Governança, eficiência e cenário econômico continuam sendo grandes desafios para as empresas, especialmente no Brasil. A RISKFENCE tem a divisão de turnaround, poderia falar sobre a atuação dessa equipe?

 

Há dois anos, no início da pandemia, resolvemos atrair alguns talentos voltados às empresas não-financeiras, e oferecemos, como forma de ajudar aquelas em dificuldade, um serviço de consultoria pro bono. Criamos um comitê que escolheu, dentre vários projetos que nos chegaram às mãos, com pedido de ajuda, o de um hotel em Minas Gerais. Tratava-se de um empreendimento familiar centenário, que estava se sob o risco iminente de fechar suas portas. A nossa equipe “turnaround” é um grupo muito sênior, composto por especialistas financeiro, em marketing e comunicação, em tesouraria, economia, tecnologia e reestruturação de empresas. Criamos alternativas viáveis a esse hotel, que hoje continua em pé, retomando gradualmente suas atividades.

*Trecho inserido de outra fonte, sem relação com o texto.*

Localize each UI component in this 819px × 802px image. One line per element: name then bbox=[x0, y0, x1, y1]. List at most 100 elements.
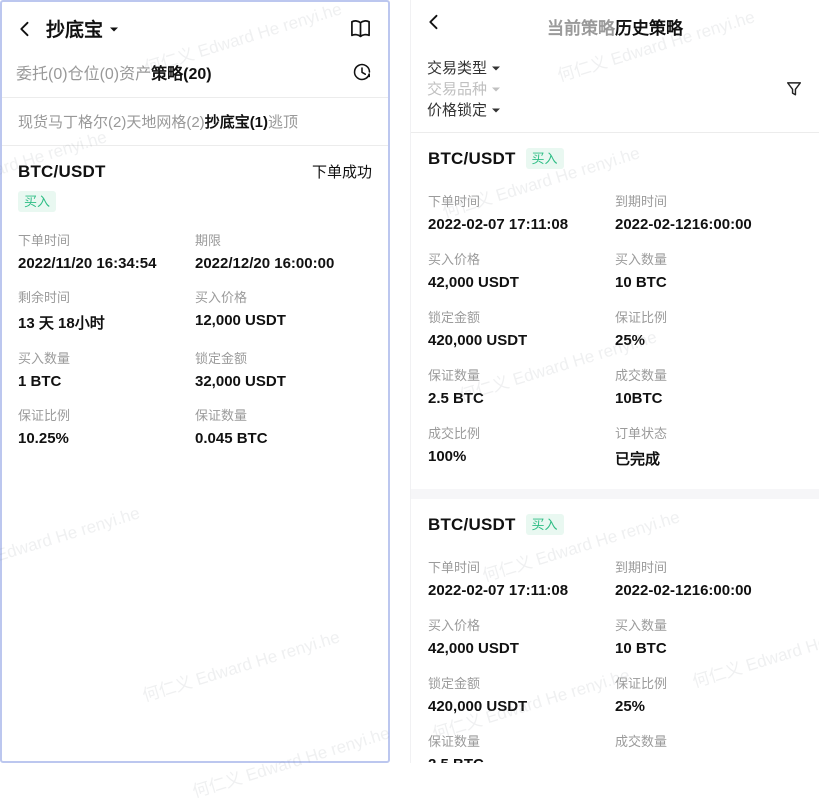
field-label: 下单时间 bbox=[428, 191, 615, 210]
filter-bar: 交易类型 交易品种 价格锁定 bbox=[411, 48, 819, 132]
chevron-down-icon bbox=[492, 87, 500, 95]
book-icon[interactable] bbox=[349, 18, 372, 39]
page-title: 抄底宝 bbox=[46, 15, 103, 42]
field-label: 买入数量 bbox=[615, 249, 802, 268]
field-value: 已完成 bbox=[615, 448, 802, 469]
order-field: 下单时间 2022-02-07 17:11:08 bbox=[428, 191, 615, 233]
field-value: 13 天 18小时 bbox=[18, 312, 195, 333]
field-value: 2022/11/20 16:34:54 bbox=[18, 255, 195, 272]
order-status: 下单成功 bbox=[312, 161, 372, 182]
history-card[interactable]: BTC/USDT 买入 下单时间 2022-02-07 17:11:08 到期时… bbox=[411, 499, 819, 763]
filter-dropdown[interactable]: 交易类型 bbox=[427, 57, 500, 78]
field-label: 成交比例 bbox=[428, 423, 615, 442]
order-field: 成交比例 100% bbox=[428, 423, 615, 469]
field-label: 下单时间 bbox=[18, 230, 195, 249]
field-label: 到期时间 bbox=[615, 557, 802, 576]
strategy-subtab[interactable]: 天地网格(2) bbox=[126, 114, 204, 131]
right-header: 当前策略历史策略 bbox=[411, 0, 819, 48]
field-value: 2.5 BTC bbox=[428, 756, 615, 763]
chevron-down-icon bbox=[492, 108, 500, 116]
strategy-subtab[interactable]: 现货马丁格尔(2) bbox=[18, 114, 126, 131]
order-field: 保证数量 2.5 BTC bbox=[428, 731, 615, 763]
strategy-view-tab[interactable]: 当前策略 bbox=[547, 19, 615, 38]
card-separator bbox=[411, 489, 819, 499]
field-value: 10 BTC bbox=[615, 640, 802, 657]
strategy-subtab[interactable]: 抄底宝(1) bbox=[205, 114, 268, 131]
field-value: 1 BTC bbox=[18, 373, 195, 390]
field-label: 下单时间 bbox=[428, 557, 615, 576]
field-value: 10BTC bbox=[615, 390, 802, 407]
field-value: 25% bbox=[615, 698, 802, 715]
side-badge: 买入 bbox=[526, 514, 564, 535]
field-value: 10.25% bbox=[18, 430, 195, 447]
trading-pair: BTC/USDT bbox=[428, 149, 516, 169]
strategy-view-tab[interactable]: 历史策略 bbox=[615, 19, 683, 38]
field-label: 剩余时间 bbox=[18, 287, 195, 306]
order-card: BTC/USDT 下单成功 买入 下单时间 2022/11/20 16:34:5… bbox=[2, 146, 388, 447]
field-label: 保证比例 bbox=[18, 405, 195, 424]
back-icon[interactable] bbox=[16, 20, 34, 38]
filter-funnel-icon[interactable] bbox=[785, 80, 803, 98]
filter-label: 交易类型 bbox=[427, 57, 487, 78]
order-field: 成交数量 -- bbox=[615, 731, 802, 763]
field-label: 锁定金额 bbox=[428, 307, 615, 326]
field-value: 12,000 USDT bbox=[195, 312, 372, 329]
field-value: 420,000 USDT bbox=[428, 698, 615, 715]
side-badge: 买入 bbox=[18, 191, 56, 212]
order-field: 剩余时间 13 天 18小时 bbox=[18, 287, 195, 333]
order-field: 买入价格 12,000 USDT bbox=[195, 287, 372, 333]
order-field: 锁定金额 420,000 USDT bbox=[428, 673, 615, 715]
field-label: 保证数量 bbox=[195, 405, 372, 424]
order-field: 买入数量 10 BTC bbox=[615, 249, 802, 291]
chevron-down-icon bbox=[110, 27, 118, 35]
field-value: 2022-02-1216:00:00 bbox=[615, 216, 802, 233]
history-card[interactable]: BTC/USDT 买入 下单时间 2022-02-07 17:11:08 到期时… bbox=[411, 133, 819, 489]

Com base nessa iniciativa, resolvemos perenizar essa nossa nova divisão, de altíssimo nível, que atua em todos os segmentos citados, ajudando empresas a saírem de situações de risco de quebra, assim como aquelas que buscam dar um próximo passo, e precisam reforçar suas práticas de gestão. Contamos com uma metodologia robusta de diagnóstico e implantação de melhorias.

 

 

 

Quais são as perspectivas da RISKFENCE nos próximos anos?

 

A Riskfence nasceu em 2013 para atender o sistema financeiro tradicional, como bancos, corretoras, financeiras, com serviços de consultoria de ponta, executados somente por profissionais sêniores. Desde o novo marco regulatório de meios de pagamento de 2013, nos especializamos e temos crescido muito, por conta do “boom”, em instituições de pagamento e fintechs. Criamos um programa interno de treinamento e certificação para nossos consultores e expandimos nossa capacidade de gestão, convidando 5 novos integrantes para nosso Núcleo de Gestão da Riskfence (“NGR”). São profissionais de altíssimo nível, que passaram recentemente a atuar como nossos consultores associados, trazendo grande bagagem em controladoria, câmbio e varejo, compliance e tesouraria, gestão de riscos, governança, controles internos e tecnologia. Com esse time, e o mercado ajudando, veremos uma expansão muito boa, tanto para esse novo segmento, quanto para as instituições financeiras tradicionais, nos próximos 3 anos. Foram movimentos estratégicos que fizemos, nos preparando para isso, mas sempre focando na proximidade com o cliente, na “pessoalização”, pois nossos diferenciais são esses: gente com muita bagagem e projetos tocados com grande proximidade ao cliente.